Currently, Davis, who will be Interim Director, is organizing the program, which includes building a faculty staff. “The initial group of six [faculty members] will be 80% Native and will include some very well known names,” Davis says. “The number of mentors will grow as the student body grows. If we have a full program (60 students) in August of 2014, the faculty will expand to 15-20 total faculty mentors.”
According to Davis, IAIA’s Low-Residency MFA program will be affordable. “We’ve tossed around an early application deadline in April, a late deadline in May or even June 1st. Given our constituency, we want to keep the price low, yet pay the faculty well so we can get the best available writers.”

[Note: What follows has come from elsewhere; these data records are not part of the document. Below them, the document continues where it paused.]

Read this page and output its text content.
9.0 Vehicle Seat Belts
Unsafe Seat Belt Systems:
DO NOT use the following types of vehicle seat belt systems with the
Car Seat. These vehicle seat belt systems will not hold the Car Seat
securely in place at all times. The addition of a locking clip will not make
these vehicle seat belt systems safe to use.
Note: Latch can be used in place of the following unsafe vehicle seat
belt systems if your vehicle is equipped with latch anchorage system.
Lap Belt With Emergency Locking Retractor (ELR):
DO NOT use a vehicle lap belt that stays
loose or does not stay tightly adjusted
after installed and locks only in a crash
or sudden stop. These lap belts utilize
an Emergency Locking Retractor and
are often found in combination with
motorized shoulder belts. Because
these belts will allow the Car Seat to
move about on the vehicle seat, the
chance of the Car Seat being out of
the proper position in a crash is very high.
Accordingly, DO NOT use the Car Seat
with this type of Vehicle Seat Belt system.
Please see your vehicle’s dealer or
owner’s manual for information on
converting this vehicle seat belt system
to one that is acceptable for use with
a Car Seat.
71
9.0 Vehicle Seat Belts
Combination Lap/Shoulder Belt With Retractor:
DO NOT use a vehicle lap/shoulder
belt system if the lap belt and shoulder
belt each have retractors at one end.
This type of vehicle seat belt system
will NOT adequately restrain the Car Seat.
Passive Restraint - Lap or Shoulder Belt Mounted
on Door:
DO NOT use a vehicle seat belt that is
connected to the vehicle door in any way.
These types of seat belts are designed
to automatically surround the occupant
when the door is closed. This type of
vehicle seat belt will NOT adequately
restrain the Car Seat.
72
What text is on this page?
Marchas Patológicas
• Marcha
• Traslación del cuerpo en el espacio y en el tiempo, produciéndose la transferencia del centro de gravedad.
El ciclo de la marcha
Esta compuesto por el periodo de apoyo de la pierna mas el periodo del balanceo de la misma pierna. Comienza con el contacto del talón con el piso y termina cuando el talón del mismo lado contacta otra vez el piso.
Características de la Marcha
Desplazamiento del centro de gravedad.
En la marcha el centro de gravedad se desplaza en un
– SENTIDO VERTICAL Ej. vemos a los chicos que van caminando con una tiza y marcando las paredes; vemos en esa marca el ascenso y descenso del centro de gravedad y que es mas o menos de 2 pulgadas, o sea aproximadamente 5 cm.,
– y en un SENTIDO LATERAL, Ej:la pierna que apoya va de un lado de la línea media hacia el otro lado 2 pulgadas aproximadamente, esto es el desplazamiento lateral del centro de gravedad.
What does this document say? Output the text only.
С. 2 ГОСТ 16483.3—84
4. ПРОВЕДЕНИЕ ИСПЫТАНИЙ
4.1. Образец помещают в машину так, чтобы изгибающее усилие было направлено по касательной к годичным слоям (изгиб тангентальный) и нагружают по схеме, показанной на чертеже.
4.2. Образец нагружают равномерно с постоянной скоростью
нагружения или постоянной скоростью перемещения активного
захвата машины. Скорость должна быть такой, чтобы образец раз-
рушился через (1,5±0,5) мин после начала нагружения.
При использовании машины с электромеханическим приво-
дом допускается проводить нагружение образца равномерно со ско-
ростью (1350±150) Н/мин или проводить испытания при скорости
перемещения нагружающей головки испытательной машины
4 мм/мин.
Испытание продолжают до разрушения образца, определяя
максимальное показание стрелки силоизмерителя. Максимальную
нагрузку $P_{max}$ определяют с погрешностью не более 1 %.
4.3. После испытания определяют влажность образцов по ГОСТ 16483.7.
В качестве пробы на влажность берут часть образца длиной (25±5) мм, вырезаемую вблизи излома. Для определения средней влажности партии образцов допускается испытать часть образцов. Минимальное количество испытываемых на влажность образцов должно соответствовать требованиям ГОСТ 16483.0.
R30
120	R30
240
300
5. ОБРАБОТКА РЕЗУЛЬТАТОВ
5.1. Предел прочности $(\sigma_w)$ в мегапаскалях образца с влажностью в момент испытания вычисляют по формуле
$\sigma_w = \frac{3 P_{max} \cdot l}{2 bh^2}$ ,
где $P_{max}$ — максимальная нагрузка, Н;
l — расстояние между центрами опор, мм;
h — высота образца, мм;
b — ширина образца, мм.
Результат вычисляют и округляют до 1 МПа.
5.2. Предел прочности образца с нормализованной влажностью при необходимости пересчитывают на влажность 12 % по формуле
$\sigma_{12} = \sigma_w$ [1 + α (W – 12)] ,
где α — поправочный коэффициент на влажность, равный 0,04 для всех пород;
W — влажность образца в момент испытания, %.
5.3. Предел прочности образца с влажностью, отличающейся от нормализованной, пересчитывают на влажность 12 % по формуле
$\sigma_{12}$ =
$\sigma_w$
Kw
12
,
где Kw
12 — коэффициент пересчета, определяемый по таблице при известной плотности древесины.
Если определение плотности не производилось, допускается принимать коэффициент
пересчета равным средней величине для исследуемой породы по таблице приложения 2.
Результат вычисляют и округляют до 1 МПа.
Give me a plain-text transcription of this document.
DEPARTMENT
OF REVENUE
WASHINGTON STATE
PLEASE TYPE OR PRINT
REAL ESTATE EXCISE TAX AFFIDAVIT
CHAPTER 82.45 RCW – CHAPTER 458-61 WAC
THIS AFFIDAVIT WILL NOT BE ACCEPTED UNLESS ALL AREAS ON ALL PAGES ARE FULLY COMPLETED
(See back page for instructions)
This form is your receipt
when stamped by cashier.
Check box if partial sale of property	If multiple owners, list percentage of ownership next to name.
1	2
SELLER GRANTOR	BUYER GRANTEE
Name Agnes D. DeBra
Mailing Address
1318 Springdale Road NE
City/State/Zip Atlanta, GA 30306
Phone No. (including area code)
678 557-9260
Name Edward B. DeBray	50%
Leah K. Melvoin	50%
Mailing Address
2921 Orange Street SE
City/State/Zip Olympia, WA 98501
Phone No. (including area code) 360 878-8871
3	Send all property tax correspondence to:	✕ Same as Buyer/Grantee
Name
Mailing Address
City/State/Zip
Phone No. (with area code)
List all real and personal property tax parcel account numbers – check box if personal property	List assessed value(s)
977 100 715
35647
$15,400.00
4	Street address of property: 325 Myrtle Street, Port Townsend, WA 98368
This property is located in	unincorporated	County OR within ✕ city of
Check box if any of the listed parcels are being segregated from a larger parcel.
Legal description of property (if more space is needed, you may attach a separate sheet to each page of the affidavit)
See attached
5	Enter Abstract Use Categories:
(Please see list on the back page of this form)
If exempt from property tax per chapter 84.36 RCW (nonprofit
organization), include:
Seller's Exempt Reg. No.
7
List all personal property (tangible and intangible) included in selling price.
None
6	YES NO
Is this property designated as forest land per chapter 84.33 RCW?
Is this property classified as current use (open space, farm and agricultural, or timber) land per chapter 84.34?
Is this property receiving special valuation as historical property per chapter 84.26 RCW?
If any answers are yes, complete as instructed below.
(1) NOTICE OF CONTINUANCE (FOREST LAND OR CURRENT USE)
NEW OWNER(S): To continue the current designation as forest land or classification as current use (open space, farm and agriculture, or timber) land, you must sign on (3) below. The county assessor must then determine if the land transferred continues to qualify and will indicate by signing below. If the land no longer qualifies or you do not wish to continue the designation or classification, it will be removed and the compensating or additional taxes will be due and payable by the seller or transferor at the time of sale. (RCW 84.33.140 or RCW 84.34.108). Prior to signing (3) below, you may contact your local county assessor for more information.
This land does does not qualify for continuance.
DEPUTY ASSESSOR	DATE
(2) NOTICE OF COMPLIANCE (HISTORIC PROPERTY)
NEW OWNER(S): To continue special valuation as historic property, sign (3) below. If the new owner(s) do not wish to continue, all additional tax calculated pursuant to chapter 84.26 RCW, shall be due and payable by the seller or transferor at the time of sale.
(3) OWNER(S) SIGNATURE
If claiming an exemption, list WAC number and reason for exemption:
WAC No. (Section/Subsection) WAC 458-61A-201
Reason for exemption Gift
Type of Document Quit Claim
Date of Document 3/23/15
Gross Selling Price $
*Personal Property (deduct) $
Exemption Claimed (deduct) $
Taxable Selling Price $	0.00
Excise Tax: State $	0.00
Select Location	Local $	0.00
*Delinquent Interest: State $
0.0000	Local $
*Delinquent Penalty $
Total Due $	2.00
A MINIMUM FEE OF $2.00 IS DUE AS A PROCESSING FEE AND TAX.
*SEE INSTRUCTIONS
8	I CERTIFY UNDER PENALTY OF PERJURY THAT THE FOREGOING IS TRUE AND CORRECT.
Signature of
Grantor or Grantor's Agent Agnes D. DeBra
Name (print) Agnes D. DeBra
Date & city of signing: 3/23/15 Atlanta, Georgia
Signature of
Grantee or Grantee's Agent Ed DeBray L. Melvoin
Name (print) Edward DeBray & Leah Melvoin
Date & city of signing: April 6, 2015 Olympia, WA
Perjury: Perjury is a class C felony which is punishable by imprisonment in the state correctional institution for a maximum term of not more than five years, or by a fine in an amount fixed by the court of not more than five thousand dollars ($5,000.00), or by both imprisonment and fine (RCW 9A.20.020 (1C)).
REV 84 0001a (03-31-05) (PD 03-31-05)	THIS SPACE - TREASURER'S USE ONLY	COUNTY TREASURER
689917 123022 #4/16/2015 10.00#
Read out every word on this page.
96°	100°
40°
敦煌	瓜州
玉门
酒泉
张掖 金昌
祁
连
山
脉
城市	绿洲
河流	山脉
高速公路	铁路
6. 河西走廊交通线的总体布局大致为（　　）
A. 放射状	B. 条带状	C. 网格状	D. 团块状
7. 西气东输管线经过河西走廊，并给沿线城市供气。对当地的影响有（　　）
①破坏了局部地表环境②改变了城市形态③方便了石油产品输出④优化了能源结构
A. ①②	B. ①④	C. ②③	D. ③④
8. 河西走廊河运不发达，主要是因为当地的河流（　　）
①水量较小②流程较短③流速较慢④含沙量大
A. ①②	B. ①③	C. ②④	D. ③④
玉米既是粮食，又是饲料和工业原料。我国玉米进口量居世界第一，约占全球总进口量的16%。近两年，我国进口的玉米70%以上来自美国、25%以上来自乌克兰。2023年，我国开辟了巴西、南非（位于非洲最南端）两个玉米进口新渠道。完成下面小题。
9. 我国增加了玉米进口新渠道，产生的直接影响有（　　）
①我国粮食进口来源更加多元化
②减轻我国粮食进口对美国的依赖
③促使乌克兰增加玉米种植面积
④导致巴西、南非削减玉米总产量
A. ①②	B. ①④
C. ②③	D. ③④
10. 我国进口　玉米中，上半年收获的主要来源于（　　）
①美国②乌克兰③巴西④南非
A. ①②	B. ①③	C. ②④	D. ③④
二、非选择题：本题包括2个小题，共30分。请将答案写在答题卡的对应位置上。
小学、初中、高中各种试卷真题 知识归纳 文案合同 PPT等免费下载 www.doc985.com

IAIA’s Creative Writing Department was asked why chose a Low-Residency MFA rather than a full residency program. Two good reasons: “A student can live away from Santa Fe, attend to family, work, community, and still participate,” Davis says. The other reason is, “Faculty are paid per student, so costs and tuition are precisely aligned. Ultimately, we will rotate a roster of 15-20 faculty members in and out of the program.”
According to Davis, most schools generate huge profit, which is why IAIA is pushing for the MFA program. But the profit is not what the Creative Writing program is interested in; in fact, “We want to provide a service to the Indigenous writers of the continent. If it works, the students will dream of literary matters, too.”